When giving we must observe right order. Prodigality means that one
neglects his duties and gives of what he has to the detriment of society.
For example, a father gives away his salaries and leaves his wife and children
in cold and hunger.
We must always look for some way to give of our strength or means to
better our society. Being helpful around the house is a form of alms giving.
Giving a thirsty man a drink of cold water is alms giving. We merely have
to look at the spiritual and corporal works of mercy to know if we are
in the right ball park. We do works of charity for the love of God, for
God has promised to reward our good works with a heavenly reward. He promises
to reward us for kindness to our neighbor just as if we did it to Him.
The beggar is not Christ, as some of the nuts in the Novus Ordo used to
claim. However, Christ lets the poor stand in His place, so we have needy
persons to assist by our alms giving.
I shall make an observation. When a child gets to the age when he or
she can baby-sit he gets his first bit of money. Some of them come freely
and give some of that to the priest. They turn out well. However, I have
observed with sadness that others use their first bit of money on themselves
in a selfish way. They grow up, go to college, and leave the Church to
the great sadness of their parents and the Catholic community. Why! It
is because they never considered giving to the Church or to those less
blessed than themselves.
We are in the holy season of Lent. Let us consider the words of the
Breviary, taken from the first Epistle of St. Peter, for Compline each
day. In chapter 5, 8-9 he says, "Be sober and watch; because your adversary
the devil, as a roaring lion, goeth about seeking whom he may devour. Whom
resist ye, strong in faith; knowing that the same affliction befalls your
brethren who are in the world."
English – the Third Official Language of the Church
I bring this topic before you as something to think about and pray about.

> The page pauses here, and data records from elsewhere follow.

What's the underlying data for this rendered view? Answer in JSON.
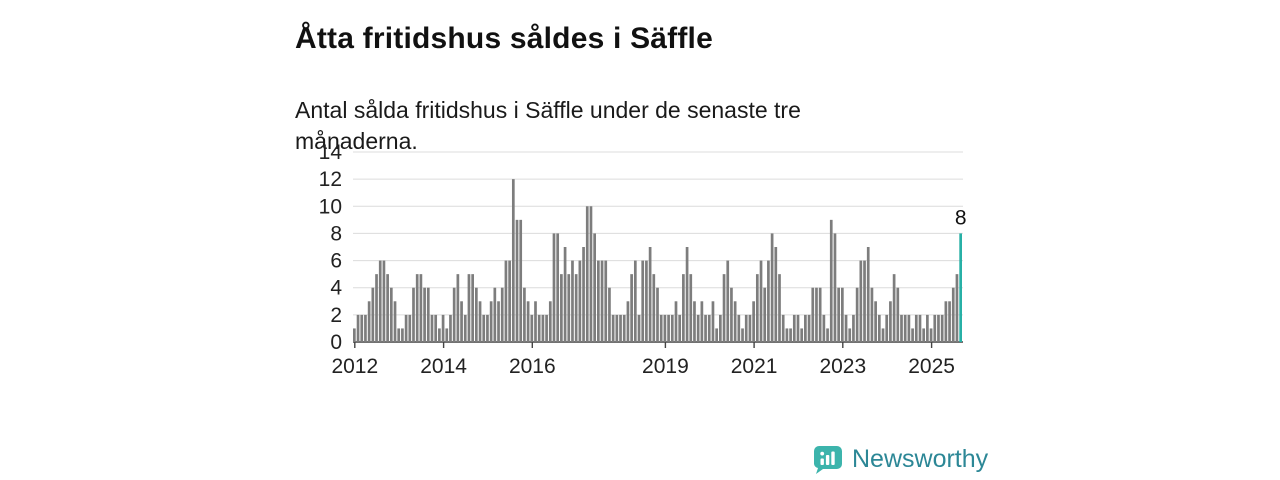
{
  "header": {
    "title": "Åtta fritidshus såldes i Säffle",
    "subtitle": "Antal sålda fritidshus i Säffle under de senaste tre månaderna."
  },
  "chart_data": {
    "type": "bar",
    "title": "Åtta fritidshus såldes i Säffle",
    "subtitle": "Antal sålda fritidshus i Säffle under de senaste tre månaderna.",
    "xlabel": "",
    "ylabel": "",
    "ylim": [
      0,
      14
    ],
    "y_ticks": [
      0,
      2,
      4,
      6,
      8,
      10,
      12,
      14
    ],
    "grid": true,
    "x_unit": "month",
    "x_start": "2012-01",
    "x_ticks": [
      {
        "label": "2012",
        "month_index": 0
      },
      {
        "label": "2014",
        "month_index": 24
      },
      {
        "label": "2016",
        "month_index": 48
      },
      {
        "label": "2019",
        "month_index": 84
      },
      {
        "label": "2021",
        "month_index": 108
      },
      {
        "label": "2023",
        "month_index": 132
      },
      {
        "label": "2025",
        "month_index": 156
      }
    ],
    "bar_color": "#7d7d7d",
    "highlight_color": "#27b0a6",
    "highlight_index": "last",
    "last_value_label": "8",
    "axis_color": "#444444",
    "gridline_color": "#dcdcdc",
    "tick_label_color": "#222222",
    "values": [
      1,
      2,
      2,
      2,
      3,
      4,
      5,
      6,
      6,
      5,
      4,
      3,
      1,
      1,
      2,
      2,
      4,
      5,
      5,
      4,
      4,
      2,
      2,
      1,
      2,
      1,
      2,
      4,
      5,
      3,
      2,
      5,
      5,
      4,
      3,
      2,
      2,
      3,
      4,
      3,
      4,
      6,
      6,
      12,
      9,
      9,
      4,
      3,
      2,
      3,
      2,
      2,
      2,
      3,
      8,
      8,
      5,
      7,
      5,
      6,
      5,
      6,
      7,
      10,
      10,
      8,
      6,
      6,
      6,
      4,
      2,
      2,
      2,
      2,
      3,
      5,
      6,
      2,
      6,
      6,
      7,
      5,
      4,
      2,
      2,
      2,
      2,
      3,
      2,
      5,
      7,
      5,
      3,
      2,
      3,
      2,
      2,
      3,
      1,
      2,
      5,
      6,
      4,
      3,
      2,
      1,
      2,
      2,
      3,
      5,
      6,
      4,
      6,
      8,
      7,
      5,
      2,
      1,
      1,
      2,
      2,
      1,
      2,
      2,
      4,
      4,
      4,
      2,
      1,
      9,
      8,
      4,
      4,
      2,
      1,
      2,
      4,
      6,
      6,
      7,
      4,
      3,
      2,
      1,
      2,
      3,
      5,
      4,
      2,
      2,
      2,
      1,
      2,
      2,
      1,
      2,
      1,
      2,
      2,
      2,
      3,
      3,
      4,
      5,
      8
    ]
  },
  "footer": {
    "brand": "Newsworthy",
    "brand_text_color": "#2c8796",
    "icon_color": "#3cb4ac",
    "icon": "bar-chart-bubble-icon"
  }
}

If the English language is ruined (by such things as "Ebonics"), then all
the wonderful expression in the English language will be lost to posterity.
Let me explain.
When I went to the Ryukyu Islands as a missionary in 1948 there were
practically no Catholic books in existence. Gradually, paper back books
were produced, and the Catholics loved them. That honeymoon ended in about
sixteen years. The young people came to me and asked for new books on the
same topics. Why? Because they could not read the Japanese characters in
them. The younger generation asked me to give the older books to the older
generation who can read them. The younger people knew only the simplified
characters. The younger people were cut off from nearly all of the learning
of former generations, and they were not happy about it.
The Japanese characters change so much that all ecclesiastical document
and records must be kept in the ABCs. Standardization in language is most
important. The Church saw that Latin became the almost perfect avenue of
learning. By taking Latin, as it was, for its official language, the Church
used Latin in all Her doctrines and other liturgy so that it can forever
be understood. If the Catholic Church now takes perfect English in the
written word and in the spoken word, it will do a great service in preserving
learning as it is in books all over the world. Furthermore, even if the
crack-pot educators ruin the English language the learning in billions
of books will still be understood by means of the English language as it
is preserved in the one, holy, catholic and apostolic Church. We will have
the key to all learning both in the Church and in the civil order.
English is the world language today. Every airplane pilot and every
airport tower on earth is mandated to use only English. We are leaving
the tower of Babel behind, but the storm clouds of destruction are looming
over-head. Our opportunity to be the greatest benefactor in the service
of communicating truth to the world is before us. Our Lord told us that
He is the way, the truth and the life. Pray that God may enlighten and
strengthen those in charge of this momentous decision - so extremely important
for harmony on earth and for the salvation of immortal souls.
May the grace and peace of our Lord, Jesus Christ be with
each one of you. You are in my prayers and Masses. Please pray for me.